Ana Pereira dos Santos*
Depois de agredida, Maria mandou um áudio para o locutor da rádio comunitária de seu aglomerado. Chorando e em desespero, contou que havia sofrido violência por parte da filha e estava machucada. Havia ligado para a polícia militar, mas não foram a sua residência em função da pandemia provocada pelo Covid-19. Ligou para o 180, disque denúncia do Governo Federal para os casos de violência contra a mulher, mas não tinha tido uma boa acolhida. Nas delegacias, pediram que ela agendasse um horário. Quando Maria ligou para a rádio, ela ainda não havia conseguido atendimento em nenhuma instituição. Talvez por isso a angústia que sentimos ao ouvi-la: sua fala remetia a um desamparo e também a uma profunda solidão. Estas, inclusive, são quase sempre características das mulheres em situação de violência. Quando decidem pedir ajuda, estão em uma situação emocional devastadora e só o fazem porque não há mais forças para seguir lutando sozinha. A continuidade do áudio não é fácil de se ouvir. Maria revela que está ameaçada e teme que a filha retorne e acabe de ‘rancar’ seus cabelos. É a quinta vez que é agredida. Desempregada, teve todos os pertences destruídos, não tem mais como viver.
A história acima é uma das muitas que acompanhamos no âmbito da pesquisa sobre Redes de Enfrentamento à Violência Contra a Mulher em Minas Gerais.

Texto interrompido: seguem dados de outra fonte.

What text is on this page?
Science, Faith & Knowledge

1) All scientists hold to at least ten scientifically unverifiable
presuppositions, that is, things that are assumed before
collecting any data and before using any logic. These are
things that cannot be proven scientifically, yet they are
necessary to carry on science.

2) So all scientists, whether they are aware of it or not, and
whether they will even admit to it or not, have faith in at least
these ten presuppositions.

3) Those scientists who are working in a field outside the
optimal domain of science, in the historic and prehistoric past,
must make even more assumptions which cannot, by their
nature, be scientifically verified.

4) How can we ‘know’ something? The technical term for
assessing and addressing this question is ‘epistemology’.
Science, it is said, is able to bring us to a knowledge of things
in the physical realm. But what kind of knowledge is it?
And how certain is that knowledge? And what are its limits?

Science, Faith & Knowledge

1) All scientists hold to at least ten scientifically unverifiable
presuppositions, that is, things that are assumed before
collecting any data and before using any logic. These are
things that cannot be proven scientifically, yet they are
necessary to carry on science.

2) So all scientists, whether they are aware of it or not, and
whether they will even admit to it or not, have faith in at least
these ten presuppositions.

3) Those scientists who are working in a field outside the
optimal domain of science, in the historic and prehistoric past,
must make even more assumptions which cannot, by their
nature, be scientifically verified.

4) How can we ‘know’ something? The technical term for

Desde que começou a quarentena em função da pandemia do Covid-19, temos feito observação participante em um grupo de whatsapp composto por técnicos, militantes e sociedade civil que atuam na rede de enfrentamento de Minas Gerais. Saída inventiva para recriar a ciência, continuar a pesquisa e construir, para ela, alcance. Assim, também, tem sido para este grupo de mulheres quando acessam relatos como o de Maria. Isoladas fisicamente e reunidas virtualmente, a mobilização em torno do caso ocasionou um agenciamento de ideias e recursos diante do desafio do acesso às políticas sociais neste momento. Nos primeiros minutos de conversa, Maria já tinha abrigamento garantido. Com uma hora de diálogo, a polícia militar estava em sua casa. Na hora seguinte, Maria era atendida na delegacia e tinha a Medida Protetiva de urgência, prevista na Lei Maria da Penha, encaminhada.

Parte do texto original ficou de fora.